Alphadictionary.com

toothsome

Printable Version
Pronunciation: tooth-sêm Hear it!

Part of Speech: Adjective

Meaning: 1. Appetizing, delectable, tasty, flavorful. 2. Good looking, attractive, even sexually so; beautiful, handsome.

Notes: I love garden path words like today's, words that lead the mind astray by looking and sounding nothing like their actual meaning. Toothsome appears to be a synonym of toothy, but its meaning is far, far from "having prominent teeth". It does come with a regular adverb, toothsomely, and a standard noun, toothsomeness.

In Play: The first sense of today's word is the least distantly related to its etymology: "Cookie Baker can always whip up a toothsome meal in a few minutes." The figurative sense is even farther removed: "Arnold was happy for his assignment to Paris, not the least because it put some distance between him and his boss's toothsome wife."

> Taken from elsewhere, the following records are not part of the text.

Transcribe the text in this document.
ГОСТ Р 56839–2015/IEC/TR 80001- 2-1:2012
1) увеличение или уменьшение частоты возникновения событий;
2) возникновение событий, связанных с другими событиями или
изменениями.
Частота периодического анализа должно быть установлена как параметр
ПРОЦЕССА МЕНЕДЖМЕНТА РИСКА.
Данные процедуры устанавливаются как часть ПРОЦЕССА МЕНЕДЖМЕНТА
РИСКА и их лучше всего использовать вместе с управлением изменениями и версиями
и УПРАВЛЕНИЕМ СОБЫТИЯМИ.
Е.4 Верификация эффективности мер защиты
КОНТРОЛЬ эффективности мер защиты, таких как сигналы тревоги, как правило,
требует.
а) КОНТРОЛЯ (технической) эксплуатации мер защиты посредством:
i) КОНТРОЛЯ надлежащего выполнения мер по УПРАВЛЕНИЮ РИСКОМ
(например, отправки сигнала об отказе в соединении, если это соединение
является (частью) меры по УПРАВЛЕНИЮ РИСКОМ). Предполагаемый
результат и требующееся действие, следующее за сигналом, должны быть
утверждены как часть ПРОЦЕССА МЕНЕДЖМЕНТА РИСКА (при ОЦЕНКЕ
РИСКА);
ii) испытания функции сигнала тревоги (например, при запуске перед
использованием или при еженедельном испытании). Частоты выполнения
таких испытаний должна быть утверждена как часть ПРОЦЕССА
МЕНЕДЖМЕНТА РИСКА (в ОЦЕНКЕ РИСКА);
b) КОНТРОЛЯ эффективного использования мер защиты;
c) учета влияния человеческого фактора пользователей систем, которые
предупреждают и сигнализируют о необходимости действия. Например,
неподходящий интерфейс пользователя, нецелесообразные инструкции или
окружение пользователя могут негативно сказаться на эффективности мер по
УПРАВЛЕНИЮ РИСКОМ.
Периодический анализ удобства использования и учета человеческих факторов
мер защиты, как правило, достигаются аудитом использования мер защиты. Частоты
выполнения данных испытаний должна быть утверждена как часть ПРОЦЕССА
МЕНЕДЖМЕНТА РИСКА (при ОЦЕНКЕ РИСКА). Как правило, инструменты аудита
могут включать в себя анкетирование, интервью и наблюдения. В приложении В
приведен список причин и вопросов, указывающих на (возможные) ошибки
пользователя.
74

Word History: Today's Good Word is composed of tooth + -some. Tooth in Old English was toð, plural teð. Danish and Dutch tand, and German Zahn "tooth" suggest the historical presence of a Fickle N, but that isn't the case here. Old English dropped Ns regularly before consonants that do not completely stop the flow of air from the lungs (spirants), compare goose with German Gans, five with German fünf, and mouth with German Mund. The Latin word for "tooth", of course, is den(t)s from its PIE ancestor dent-/dont- "tooth. We see the Latin word in English borrowings like dental and indent. The Greek word was odontos that we see in borrowings from that language like orthodontic and mastodon. (Now let's thank Daniel Obertance of Ohio, who spotted the fascination in today's Good Word and shared it with us.)